Representing the van’s sixth generation in 65 years, the new mid-size Transporter gets minor visual modifications such as bigger headlights with LED daytime running lights, a slightly taller three-slat radiator grille and a redesigned lower bumper with a wide air dam and a thin strip of chrome trim. The back end gets smaller square tail lamps, while new paint colors and wheel designs round out the updates.
Buyers after a retro-styled look can order the van with a two-tone paint job and vintage-looking 18-inch alloys called Disc that are similar to the ones offered on the Beetle. At the other end of the spectrum, the base-model Transporter with welded-in rear windows gets by with black plastic bumpers and steel wheels.

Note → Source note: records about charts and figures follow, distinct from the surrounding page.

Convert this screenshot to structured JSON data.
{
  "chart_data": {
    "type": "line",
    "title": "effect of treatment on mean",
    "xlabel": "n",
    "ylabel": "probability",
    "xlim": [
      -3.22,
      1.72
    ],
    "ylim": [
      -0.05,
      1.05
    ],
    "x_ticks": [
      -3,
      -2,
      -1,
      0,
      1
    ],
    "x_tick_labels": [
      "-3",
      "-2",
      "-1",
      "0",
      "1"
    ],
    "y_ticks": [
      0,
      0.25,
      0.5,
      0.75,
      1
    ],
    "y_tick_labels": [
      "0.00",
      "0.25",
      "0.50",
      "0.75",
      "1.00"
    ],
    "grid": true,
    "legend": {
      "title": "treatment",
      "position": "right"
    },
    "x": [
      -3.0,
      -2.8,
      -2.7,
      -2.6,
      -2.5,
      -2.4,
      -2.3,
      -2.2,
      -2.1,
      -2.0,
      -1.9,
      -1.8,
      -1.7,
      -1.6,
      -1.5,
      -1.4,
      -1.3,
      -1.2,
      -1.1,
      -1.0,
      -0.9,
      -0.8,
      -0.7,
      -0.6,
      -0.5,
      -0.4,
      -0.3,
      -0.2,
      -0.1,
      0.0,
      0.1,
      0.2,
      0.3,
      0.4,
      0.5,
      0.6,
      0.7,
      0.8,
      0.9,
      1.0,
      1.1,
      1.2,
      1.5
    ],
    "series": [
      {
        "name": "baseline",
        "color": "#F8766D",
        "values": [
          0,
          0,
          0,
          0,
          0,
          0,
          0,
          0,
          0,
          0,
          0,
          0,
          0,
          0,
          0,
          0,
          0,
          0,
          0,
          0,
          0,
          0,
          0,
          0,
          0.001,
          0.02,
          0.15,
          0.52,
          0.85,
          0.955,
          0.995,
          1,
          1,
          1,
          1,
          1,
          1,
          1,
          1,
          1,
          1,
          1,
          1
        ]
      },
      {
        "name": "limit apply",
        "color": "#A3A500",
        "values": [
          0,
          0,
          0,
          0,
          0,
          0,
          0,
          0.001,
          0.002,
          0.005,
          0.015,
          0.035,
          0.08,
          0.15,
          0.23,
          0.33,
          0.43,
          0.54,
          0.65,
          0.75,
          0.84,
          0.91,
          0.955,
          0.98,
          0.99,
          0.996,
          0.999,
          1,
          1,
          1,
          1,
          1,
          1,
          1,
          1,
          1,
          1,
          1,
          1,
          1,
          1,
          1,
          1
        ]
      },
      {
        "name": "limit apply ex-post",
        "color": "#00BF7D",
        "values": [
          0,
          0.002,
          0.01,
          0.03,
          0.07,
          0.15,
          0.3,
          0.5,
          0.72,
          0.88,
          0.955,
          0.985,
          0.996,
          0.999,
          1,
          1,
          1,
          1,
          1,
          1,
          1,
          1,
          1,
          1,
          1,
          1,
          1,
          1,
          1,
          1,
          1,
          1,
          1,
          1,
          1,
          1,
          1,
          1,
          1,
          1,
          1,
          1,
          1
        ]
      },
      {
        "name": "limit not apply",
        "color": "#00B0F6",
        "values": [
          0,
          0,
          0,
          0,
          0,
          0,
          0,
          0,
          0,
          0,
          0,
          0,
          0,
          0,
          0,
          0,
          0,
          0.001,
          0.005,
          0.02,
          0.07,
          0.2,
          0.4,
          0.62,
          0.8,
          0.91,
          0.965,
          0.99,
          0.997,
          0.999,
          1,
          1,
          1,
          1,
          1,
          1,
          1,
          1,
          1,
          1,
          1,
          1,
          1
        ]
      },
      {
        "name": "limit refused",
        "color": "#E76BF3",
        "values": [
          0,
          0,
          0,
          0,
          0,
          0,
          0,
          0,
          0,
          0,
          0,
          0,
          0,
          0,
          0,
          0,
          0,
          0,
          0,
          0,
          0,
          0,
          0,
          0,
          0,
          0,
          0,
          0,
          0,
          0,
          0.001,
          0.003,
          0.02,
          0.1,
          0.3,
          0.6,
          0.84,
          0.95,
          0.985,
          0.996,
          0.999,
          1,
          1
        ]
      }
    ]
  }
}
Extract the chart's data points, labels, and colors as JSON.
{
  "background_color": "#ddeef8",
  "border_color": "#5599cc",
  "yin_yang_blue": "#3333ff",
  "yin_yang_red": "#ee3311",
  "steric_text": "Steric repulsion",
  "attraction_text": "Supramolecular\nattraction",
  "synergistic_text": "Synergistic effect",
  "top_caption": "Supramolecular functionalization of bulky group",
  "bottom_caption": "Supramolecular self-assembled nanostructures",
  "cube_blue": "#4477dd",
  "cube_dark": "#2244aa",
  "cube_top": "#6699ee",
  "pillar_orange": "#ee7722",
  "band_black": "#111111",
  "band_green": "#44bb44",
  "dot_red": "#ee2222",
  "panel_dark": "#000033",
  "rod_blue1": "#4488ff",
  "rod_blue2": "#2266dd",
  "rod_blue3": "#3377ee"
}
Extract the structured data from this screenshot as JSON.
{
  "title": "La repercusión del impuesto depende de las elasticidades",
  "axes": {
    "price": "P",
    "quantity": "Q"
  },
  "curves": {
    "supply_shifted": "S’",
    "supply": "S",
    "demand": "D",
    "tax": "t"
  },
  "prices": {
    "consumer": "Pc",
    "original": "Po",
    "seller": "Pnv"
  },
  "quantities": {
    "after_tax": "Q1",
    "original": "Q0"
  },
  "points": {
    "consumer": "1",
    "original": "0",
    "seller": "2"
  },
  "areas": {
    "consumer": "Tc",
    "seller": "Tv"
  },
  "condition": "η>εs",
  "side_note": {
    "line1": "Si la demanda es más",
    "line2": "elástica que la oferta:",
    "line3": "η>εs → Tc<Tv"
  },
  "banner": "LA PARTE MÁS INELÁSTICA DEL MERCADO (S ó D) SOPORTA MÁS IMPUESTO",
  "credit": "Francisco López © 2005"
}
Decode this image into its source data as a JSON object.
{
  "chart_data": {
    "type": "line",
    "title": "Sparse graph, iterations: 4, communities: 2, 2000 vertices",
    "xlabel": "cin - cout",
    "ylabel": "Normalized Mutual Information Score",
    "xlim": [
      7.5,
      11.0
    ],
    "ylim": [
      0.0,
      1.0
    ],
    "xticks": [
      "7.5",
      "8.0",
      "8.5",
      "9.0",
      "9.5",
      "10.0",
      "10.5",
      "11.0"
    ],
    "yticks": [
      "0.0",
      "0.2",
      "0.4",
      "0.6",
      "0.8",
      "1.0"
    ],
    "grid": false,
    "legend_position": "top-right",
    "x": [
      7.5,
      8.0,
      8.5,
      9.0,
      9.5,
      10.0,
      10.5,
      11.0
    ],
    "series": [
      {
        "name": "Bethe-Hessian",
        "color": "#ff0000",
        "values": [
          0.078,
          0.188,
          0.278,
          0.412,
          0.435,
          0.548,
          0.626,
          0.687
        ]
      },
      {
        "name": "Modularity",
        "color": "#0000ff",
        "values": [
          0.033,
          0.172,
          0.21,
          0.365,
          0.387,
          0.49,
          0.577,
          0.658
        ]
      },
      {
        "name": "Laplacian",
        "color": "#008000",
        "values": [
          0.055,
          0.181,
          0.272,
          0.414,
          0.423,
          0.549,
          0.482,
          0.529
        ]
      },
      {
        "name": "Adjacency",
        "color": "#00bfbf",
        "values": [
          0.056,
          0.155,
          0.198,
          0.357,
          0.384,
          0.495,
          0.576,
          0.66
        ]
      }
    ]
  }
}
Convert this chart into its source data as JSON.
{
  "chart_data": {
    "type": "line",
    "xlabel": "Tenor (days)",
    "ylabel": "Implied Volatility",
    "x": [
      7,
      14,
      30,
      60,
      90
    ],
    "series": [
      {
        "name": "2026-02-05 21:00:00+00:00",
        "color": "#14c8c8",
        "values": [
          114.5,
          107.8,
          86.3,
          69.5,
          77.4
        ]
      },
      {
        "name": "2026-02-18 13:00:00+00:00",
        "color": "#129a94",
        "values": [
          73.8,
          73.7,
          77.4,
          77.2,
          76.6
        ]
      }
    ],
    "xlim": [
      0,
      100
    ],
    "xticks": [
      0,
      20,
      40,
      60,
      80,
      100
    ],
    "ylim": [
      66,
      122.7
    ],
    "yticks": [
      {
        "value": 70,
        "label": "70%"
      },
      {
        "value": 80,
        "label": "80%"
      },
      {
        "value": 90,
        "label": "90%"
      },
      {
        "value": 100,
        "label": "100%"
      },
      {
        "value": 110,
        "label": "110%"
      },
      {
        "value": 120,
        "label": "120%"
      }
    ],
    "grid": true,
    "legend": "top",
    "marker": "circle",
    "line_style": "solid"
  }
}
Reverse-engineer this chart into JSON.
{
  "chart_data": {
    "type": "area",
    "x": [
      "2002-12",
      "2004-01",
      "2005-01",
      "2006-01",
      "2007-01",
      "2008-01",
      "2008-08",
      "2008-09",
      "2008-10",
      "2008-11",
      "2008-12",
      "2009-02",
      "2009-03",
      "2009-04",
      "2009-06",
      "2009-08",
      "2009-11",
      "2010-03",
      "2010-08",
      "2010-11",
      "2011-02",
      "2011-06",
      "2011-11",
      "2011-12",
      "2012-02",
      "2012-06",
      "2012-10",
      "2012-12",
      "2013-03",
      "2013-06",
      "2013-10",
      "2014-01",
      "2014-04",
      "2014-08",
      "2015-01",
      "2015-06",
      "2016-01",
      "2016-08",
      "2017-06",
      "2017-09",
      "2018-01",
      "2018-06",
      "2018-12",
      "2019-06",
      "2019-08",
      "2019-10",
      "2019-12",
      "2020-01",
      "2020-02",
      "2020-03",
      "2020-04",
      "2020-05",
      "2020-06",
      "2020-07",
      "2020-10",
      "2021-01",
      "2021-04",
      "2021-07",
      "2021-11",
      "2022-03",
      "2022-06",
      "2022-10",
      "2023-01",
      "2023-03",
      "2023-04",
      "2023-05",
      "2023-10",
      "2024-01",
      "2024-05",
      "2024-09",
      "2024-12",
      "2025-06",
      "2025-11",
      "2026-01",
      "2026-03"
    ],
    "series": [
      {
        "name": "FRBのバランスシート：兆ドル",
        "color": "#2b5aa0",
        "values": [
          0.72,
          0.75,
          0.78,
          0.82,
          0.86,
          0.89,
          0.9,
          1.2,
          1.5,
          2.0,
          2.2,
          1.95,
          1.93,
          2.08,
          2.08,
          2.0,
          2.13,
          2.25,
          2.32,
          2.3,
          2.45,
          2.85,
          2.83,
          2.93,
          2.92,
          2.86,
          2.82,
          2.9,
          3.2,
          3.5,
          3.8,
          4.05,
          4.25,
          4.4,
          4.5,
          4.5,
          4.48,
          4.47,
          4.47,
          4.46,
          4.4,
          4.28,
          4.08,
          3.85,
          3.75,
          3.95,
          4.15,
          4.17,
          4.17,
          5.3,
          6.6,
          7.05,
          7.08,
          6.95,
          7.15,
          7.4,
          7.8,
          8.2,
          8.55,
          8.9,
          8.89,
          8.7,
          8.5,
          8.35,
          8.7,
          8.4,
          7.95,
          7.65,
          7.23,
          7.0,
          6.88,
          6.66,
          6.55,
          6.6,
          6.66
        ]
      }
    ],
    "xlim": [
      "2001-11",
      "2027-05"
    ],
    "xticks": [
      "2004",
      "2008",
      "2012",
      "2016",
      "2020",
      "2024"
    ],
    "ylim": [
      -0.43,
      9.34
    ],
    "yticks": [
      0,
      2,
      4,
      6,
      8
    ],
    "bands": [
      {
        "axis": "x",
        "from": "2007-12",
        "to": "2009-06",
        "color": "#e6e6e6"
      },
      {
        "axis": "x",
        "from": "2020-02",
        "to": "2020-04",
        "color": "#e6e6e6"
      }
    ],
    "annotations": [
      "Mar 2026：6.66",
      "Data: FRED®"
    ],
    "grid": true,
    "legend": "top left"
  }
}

More significant changes are found in the engine bay, where the Transporter gains a new 2.0-liter TDI turbodiesel four-cylinder engine that can be ordered with either 83, 100, 147 or 201 horsepower. Buyers who prefer gasoline-burning engines can ask for a 2.0-liter four that makes either 147 or 201 ponies. Every engine comes standard with a start/stop system that makes the new Transporter noticeably more efficient than the outgoing model.
Most models can be ordered with a six-speed manual transmission or a dual-clutch DSG unit. Front-wheel drive comes standard, and Volkswagen’s 4Motion all-wheel drive system is available at an extra cost.
Buyers in Europe will be able to order the 2015 Transporter in the next few days. Although pure speculation, it’s not too far-fetched to say that the van stands a good chance of joining Volkswagen’s North American lineup in the coming years. The Wolfsburg-based automaker recently hinted that it could launch a van in the United States before the end of the decade, and rival Mercedes-Benz introduced the similarly-sized 2016 Metris a few weeks ago.